As a security architect, security administrator or database administrator, one of the first big questions you face with the encryption of data at rest is how to organize, plan, and implement encryption keys to protect that data. Should you use one key for everything? Or, should you use a different key for each application? Or, perhaps you should use a different key for every table and column? Or, should you use a different key for each department? It is hard to find good security best practice guidance on this topic, so let’s put some focus around this question and see if we can come up with some general principles and guidance.
First, I like to start by identifying any applications or databases that contain highly sensitive information such as credit card numbers, social security numbers, or other personally identifiable information. These sources will be the high-value targets of cybercriminals, so you will want to protect them with your best security. For each of these applications and databases, assign encryption keys that are not used by any other application or database, and carefully monitor the use of these keys. Your encryption key management solution should help you with monitoring key usage. The objective is to protect the highly sensitive data and the related encryption keys from unauthorized access. If you have multiple sensitive applications and databases, assign each its own unique key.
Second, identify all of your major applications that are used across a broad set of departments within your company. Since these applications span multiple departments and will have a broad set of users with different needs, you should assign each of these applications their own specific encryption keys. In the event one application or database is compromised, it will not affect all of the other applications and databases.
Third, the remaining applications and databases are probably those that are used by one specific department within your organization. You will probably find that most departments in the organization have a number of specialized applications that help them get their work done. In terms of raw numbers, this might be the largest category of applications. Assign each department its own set of encryption keys that are not used by other departments. You may find that you need to sub-divide the department and assign keys for each sub-group, but the goal is to use encryption keys for the department that are not shared with other departments.
Lastly, cloud implementations are a special category and should always have separate keys. In the event that a Cloud Service Provider experiences a security breach, you will want to be sure that your internal IT systems are not affected. Assign specific encryption keys for your cloud applications and do not share the keys with internal, non-cloud applications.

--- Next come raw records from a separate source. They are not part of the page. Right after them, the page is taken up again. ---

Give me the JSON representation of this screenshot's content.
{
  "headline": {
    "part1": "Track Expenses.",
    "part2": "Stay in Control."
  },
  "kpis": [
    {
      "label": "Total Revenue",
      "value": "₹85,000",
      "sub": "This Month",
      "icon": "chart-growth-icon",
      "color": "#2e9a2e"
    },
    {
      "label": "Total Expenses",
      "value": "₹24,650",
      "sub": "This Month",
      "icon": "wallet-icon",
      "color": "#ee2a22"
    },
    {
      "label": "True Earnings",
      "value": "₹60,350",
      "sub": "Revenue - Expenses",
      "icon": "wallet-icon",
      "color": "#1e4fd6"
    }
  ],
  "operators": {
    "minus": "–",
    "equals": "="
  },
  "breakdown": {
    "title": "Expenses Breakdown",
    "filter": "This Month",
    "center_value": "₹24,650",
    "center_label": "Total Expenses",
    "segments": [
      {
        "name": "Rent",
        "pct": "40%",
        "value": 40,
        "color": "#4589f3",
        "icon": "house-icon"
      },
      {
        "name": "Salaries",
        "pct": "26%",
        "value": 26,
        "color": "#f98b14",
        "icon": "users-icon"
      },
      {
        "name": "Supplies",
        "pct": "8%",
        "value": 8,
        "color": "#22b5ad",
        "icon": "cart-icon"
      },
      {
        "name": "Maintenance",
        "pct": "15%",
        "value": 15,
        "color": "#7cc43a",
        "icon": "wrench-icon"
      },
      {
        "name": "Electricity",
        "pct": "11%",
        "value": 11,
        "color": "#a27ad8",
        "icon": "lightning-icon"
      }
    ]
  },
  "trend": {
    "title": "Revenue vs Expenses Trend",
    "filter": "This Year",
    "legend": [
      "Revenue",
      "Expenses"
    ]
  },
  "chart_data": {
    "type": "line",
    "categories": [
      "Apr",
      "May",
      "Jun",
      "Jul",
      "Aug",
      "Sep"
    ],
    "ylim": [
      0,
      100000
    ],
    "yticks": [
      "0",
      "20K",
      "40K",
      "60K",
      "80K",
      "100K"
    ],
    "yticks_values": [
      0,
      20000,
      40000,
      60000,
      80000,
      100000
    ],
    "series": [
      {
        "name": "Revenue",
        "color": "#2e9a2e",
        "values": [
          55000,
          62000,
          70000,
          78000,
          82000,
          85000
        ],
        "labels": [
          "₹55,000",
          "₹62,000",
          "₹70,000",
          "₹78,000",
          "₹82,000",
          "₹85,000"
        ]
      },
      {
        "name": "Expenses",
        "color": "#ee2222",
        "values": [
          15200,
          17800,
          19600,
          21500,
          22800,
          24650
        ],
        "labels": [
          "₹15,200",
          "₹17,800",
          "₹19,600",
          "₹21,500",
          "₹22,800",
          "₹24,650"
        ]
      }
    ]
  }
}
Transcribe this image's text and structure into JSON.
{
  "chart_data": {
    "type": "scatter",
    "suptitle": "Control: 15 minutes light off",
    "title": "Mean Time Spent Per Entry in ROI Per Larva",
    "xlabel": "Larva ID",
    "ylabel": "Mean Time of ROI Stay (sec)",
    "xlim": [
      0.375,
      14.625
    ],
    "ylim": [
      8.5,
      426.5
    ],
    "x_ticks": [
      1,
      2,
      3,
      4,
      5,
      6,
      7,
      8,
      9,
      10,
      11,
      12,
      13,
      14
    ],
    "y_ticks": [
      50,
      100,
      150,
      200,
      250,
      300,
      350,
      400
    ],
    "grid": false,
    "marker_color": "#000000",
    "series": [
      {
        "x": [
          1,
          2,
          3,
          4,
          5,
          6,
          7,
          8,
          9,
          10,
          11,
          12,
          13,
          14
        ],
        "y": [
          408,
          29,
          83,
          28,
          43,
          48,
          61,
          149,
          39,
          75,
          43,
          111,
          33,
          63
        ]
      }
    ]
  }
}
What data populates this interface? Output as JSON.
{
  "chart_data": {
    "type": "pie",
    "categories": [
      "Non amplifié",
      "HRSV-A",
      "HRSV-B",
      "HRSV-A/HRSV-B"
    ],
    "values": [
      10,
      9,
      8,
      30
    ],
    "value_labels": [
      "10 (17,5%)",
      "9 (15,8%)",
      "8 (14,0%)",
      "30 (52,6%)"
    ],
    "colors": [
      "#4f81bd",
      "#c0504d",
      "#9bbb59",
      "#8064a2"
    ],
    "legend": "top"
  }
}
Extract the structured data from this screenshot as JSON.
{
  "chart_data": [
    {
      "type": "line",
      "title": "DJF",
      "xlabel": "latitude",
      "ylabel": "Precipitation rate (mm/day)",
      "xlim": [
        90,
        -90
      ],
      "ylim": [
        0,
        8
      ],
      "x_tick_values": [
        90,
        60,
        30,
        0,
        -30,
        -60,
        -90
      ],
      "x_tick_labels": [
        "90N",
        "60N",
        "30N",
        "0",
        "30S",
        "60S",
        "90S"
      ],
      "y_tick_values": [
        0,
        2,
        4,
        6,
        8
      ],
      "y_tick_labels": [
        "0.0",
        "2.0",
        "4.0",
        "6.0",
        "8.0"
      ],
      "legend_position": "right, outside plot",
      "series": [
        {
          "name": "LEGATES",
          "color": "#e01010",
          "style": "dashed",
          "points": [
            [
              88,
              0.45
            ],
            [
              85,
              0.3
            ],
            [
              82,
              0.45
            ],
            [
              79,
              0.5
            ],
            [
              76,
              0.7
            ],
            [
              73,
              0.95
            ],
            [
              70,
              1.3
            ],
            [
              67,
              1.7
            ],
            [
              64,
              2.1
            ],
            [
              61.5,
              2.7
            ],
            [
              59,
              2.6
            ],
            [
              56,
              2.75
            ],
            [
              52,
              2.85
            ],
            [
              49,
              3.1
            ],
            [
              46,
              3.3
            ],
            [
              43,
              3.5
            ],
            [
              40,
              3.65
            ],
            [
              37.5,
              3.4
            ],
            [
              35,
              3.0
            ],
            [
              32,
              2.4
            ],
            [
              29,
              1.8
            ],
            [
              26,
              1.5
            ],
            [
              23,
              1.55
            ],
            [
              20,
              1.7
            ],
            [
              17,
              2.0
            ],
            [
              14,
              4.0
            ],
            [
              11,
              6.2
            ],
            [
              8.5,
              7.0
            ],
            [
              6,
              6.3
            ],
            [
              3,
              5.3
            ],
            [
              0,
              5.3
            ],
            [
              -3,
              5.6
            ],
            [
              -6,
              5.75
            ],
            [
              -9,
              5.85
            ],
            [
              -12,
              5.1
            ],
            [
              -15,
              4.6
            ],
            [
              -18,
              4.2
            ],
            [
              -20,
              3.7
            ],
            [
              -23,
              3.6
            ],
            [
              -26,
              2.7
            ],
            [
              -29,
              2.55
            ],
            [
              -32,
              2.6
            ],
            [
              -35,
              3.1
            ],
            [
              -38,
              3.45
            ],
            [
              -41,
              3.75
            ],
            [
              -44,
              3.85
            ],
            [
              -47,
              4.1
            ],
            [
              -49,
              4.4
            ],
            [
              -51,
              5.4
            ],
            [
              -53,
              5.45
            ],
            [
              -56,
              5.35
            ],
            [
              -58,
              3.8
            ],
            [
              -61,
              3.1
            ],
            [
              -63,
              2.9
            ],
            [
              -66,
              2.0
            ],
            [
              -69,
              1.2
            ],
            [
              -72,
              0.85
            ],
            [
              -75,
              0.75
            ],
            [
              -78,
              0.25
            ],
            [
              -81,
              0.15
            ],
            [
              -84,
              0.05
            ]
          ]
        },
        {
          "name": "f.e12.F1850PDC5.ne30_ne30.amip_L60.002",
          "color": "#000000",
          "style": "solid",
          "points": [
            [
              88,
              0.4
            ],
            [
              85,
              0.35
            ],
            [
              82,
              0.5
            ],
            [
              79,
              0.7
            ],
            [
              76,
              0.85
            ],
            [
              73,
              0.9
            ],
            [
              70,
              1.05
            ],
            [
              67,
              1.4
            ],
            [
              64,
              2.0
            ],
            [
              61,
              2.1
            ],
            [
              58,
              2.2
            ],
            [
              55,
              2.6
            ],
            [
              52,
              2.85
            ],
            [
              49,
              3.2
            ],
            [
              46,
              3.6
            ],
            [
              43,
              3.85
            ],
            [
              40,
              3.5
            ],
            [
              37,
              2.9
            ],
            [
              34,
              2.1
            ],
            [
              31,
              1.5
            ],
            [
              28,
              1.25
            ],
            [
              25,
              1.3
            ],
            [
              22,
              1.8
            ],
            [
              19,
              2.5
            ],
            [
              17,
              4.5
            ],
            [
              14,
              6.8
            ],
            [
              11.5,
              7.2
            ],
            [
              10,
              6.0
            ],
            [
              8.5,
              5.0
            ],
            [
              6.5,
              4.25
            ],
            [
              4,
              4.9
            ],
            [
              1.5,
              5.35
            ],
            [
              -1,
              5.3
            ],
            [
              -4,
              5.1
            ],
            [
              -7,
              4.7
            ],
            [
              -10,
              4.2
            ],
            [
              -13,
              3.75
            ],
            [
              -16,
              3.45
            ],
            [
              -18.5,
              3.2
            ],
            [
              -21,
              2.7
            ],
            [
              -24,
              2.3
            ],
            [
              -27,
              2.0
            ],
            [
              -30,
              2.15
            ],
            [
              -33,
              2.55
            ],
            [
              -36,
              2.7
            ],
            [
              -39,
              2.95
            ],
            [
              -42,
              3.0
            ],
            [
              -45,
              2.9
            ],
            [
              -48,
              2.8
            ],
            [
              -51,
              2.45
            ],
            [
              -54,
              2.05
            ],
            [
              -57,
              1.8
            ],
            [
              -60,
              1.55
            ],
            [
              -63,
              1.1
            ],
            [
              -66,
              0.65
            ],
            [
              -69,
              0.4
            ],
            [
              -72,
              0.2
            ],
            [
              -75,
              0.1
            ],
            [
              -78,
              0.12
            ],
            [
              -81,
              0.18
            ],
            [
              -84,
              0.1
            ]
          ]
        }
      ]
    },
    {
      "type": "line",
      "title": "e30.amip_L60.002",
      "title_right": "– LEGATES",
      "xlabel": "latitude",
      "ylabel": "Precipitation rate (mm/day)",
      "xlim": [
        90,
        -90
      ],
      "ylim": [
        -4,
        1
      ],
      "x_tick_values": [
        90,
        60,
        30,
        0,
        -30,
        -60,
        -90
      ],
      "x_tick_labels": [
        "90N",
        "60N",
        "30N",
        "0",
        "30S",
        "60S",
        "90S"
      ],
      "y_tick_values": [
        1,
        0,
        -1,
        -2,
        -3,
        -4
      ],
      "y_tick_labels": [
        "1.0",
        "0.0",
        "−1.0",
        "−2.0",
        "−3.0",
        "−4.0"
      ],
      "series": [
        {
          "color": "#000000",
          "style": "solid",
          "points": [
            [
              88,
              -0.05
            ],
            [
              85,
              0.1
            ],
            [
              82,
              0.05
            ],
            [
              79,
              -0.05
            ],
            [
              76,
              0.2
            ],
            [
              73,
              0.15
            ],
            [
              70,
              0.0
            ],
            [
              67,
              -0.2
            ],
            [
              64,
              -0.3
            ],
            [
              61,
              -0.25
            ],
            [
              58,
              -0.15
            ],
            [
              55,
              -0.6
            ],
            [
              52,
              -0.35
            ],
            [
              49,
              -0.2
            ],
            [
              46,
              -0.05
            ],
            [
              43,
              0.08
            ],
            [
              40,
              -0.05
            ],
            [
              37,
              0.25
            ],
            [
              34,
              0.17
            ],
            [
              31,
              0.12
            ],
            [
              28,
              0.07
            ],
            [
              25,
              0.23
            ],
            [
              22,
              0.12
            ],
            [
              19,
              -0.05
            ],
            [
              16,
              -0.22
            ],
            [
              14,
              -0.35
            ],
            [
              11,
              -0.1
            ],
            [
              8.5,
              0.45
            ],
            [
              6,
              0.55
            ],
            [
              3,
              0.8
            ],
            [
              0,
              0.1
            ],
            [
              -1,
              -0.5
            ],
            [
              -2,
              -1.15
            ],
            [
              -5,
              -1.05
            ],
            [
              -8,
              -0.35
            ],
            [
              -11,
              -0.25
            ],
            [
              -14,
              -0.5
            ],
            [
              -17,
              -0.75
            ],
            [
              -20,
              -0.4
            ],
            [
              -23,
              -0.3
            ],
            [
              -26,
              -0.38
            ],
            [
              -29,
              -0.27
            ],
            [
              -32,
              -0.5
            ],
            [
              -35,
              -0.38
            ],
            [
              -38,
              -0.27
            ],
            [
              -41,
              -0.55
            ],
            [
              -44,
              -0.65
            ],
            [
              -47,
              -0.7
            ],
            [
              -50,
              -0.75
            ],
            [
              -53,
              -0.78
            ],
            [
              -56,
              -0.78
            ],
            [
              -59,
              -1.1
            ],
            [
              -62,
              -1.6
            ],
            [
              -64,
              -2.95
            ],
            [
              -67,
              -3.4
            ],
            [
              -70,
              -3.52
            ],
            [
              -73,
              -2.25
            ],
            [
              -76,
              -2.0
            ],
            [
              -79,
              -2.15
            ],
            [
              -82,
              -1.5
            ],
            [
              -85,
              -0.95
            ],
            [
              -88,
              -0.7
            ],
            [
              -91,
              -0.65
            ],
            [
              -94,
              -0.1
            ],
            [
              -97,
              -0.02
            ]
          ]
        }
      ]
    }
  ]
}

Over the years I’ve occasionally seen organizations create and use a very large numbers of keys. In one case a unique key was used for every column and row in a table. In another case a different key was used for every credit card transaction. Large numbers of keys present management problems, and probably lowers overall security. Keep the number of encryption keys to a manageable level.
The above guidelines should help you protect your sensitive data and easily manage your encryption keys. There is a summary table for the above guidelines:
|Highly sensitive data and applications||Assign and use unique and non-shared encryption keys. Do not share keys across application and database boundaries. Carefully monitor encryption key usage.|
|Broadly used applications and databases||Assign and use unique and non-shared encryption keys. Do not share keys across application and database boundaries.|
|Departmental applications and data||Assign and use departmental encryption keys. Do not share keys among departments.|
|Cloud applications||Assign and use unique encryption keys. Do not share encryption keys with non-cloud, IT applications.|
There are always exceptions to general rules about how to deploy encryption keys for the best security. The above comments may not be appropriate for your organization, and you should always adjust your approach to your specific implementation. Hopefully the above will be helpful as you start your encryption project.